At 11.14am, the 10-year bond yield was trading at 6.905%, down 14.40 basis points, its biggest slide since November 2016, from its previous close of 7.049%. Bond yields and prices move in opposite directions.

“We believe the reversal in RBI’s stance is positive for bond yields and one should see bond yields now heading lower from the current elevated levels. Even as this takes out the near-term worry on yields, pick-up in credit growth will put some upward pressure on bond yields in the medium-term,” Mint reported on Friday, quoting Bank of Baroda note.

The move came after Moody’s Investor Services raised nation’s rating to Baa2, the first upgrade in 14 years, from the lowest investment grade of Baa3 and changed the outlook from stable to positive.

“In view of the recent market developments and based on a fresh review of the current and evolving liquidity conditions, it has been decided to withdraw the open market sale operations scheduled for November 23, 2017,” the central bank said on Friday in a statement.

So far this fiscal, RBI has sold bonds worth Rs90,000 crore through OMOs in a bid to absorb excess liquidity from the banking system.

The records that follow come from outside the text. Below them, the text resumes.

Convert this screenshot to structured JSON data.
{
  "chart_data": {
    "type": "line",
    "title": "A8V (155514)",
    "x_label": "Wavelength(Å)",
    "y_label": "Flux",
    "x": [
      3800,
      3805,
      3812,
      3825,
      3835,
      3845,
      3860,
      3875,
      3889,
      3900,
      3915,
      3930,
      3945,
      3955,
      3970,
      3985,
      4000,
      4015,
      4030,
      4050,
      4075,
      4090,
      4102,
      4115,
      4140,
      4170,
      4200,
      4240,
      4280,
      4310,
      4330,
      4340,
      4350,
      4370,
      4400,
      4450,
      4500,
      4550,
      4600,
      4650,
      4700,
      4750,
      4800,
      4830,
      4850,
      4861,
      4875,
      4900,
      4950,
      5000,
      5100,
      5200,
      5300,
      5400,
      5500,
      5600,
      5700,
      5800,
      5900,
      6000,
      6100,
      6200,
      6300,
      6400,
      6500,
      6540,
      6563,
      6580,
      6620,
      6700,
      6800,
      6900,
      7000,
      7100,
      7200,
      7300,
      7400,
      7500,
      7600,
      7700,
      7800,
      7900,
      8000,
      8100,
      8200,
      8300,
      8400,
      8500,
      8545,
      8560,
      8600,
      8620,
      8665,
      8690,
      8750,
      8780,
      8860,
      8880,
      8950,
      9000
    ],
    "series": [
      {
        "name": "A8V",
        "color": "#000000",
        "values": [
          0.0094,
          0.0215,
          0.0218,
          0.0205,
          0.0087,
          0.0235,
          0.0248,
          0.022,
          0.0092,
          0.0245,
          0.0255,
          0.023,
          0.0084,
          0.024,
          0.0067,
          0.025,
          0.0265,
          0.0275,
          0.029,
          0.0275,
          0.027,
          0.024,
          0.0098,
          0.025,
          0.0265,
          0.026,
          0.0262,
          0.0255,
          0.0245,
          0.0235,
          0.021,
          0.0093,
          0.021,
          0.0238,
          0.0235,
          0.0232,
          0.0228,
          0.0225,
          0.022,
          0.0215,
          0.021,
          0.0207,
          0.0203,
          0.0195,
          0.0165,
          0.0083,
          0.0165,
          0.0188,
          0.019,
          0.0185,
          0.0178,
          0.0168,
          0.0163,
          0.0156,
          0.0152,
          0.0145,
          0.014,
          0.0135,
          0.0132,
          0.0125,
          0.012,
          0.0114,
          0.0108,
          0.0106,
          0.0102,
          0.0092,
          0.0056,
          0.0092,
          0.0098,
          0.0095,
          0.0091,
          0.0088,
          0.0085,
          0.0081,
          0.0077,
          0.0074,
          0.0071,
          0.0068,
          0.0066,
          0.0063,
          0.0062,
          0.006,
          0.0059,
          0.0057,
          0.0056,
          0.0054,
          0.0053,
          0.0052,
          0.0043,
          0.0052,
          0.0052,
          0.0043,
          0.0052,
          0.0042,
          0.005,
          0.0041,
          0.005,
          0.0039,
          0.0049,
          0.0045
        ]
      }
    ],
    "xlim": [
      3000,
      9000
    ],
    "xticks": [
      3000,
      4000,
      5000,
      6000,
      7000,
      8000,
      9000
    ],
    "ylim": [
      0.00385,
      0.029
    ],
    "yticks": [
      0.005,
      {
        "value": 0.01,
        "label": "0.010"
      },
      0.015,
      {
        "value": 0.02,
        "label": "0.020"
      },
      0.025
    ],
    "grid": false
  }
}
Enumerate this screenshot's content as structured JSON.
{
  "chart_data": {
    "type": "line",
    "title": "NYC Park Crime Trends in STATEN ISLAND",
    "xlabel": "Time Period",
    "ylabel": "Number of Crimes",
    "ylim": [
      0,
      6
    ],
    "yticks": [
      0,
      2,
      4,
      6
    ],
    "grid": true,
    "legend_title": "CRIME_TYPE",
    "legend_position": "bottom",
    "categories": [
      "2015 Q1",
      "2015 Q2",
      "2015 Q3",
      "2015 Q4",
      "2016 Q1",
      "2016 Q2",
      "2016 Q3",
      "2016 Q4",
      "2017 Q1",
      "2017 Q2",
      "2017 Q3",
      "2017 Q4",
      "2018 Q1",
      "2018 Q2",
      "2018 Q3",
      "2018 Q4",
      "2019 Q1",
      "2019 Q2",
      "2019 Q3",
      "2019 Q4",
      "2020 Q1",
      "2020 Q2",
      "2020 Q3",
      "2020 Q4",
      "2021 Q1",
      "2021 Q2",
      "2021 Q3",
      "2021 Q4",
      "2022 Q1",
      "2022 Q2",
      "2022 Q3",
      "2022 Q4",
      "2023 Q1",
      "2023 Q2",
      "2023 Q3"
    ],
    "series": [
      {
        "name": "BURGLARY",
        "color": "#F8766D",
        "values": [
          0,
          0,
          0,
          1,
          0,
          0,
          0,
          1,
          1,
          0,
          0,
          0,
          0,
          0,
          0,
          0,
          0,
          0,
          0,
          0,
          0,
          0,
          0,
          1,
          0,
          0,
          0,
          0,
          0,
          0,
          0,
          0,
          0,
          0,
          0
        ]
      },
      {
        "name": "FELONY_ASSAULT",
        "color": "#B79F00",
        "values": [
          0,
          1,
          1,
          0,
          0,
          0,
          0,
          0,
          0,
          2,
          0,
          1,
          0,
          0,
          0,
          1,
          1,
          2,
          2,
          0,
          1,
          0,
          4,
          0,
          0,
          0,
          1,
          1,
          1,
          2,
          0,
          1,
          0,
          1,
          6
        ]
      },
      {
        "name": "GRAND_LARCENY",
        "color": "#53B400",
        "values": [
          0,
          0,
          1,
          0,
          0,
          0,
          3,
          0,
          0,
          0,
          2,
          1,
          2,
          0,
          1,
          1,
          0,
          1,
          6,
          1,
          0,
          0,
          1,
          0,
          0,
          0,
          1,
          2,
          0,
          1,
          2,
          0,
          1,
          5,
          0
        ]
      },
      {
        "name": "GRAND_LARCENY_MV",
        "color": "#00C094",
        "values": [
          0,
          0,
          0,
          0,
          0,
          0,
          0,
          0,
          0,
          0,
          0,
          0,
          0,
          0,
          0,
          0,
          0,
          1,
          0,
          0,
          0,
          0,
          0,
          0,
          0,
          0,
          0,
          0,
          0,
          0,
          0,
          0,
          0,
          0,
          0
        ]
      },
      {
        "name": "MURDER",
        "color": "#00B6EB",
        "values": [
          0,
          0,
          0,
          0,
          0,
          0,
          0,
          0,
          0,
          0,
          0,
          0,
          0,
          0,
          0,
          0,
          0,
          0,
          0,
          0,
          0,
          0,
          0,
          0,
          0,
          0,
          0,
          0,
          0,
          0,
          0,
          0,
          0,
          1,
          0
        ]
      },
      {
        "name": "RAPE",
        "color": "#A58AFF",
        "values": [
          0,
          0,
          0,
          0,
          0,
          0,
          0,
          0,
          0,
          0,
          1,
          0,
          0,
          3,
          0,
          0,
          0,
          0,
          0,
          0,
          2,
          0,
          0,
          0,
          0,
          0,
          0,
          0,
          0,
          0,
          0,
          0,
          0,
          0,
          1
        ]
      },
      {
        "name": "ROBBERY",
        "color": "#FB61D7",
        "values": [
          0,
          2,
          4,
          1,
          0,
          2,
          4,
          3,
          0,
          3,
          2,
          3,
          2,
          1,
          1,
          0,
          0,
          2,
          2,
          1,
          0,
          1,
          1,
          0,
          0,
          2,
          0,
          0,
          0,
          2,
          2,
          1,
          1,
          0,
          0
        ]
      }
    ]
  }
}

The liquidity in the banking system increased at over Rs5 trillion due to Prime Minister Narendra Modi’s last year’s decision to scrap Rs500 and Rs1,000 banknotes. Since demonetisation till August, bond yield fell sharply by 50 basis points.

As of Friday, the surplus cash at banks dropped to Rs583.50 billion from more than Rs5 trillion in March, according to RBI data.

Since August, bond yield started rising due to the concerns of fiscal slippages, surge in international crude oil prices which may lead to higher inflation. Also, most of the analyst believes that the RBI may not cut rates this year and US Federal Reserve may hike rates in December policy, dampening sentiment.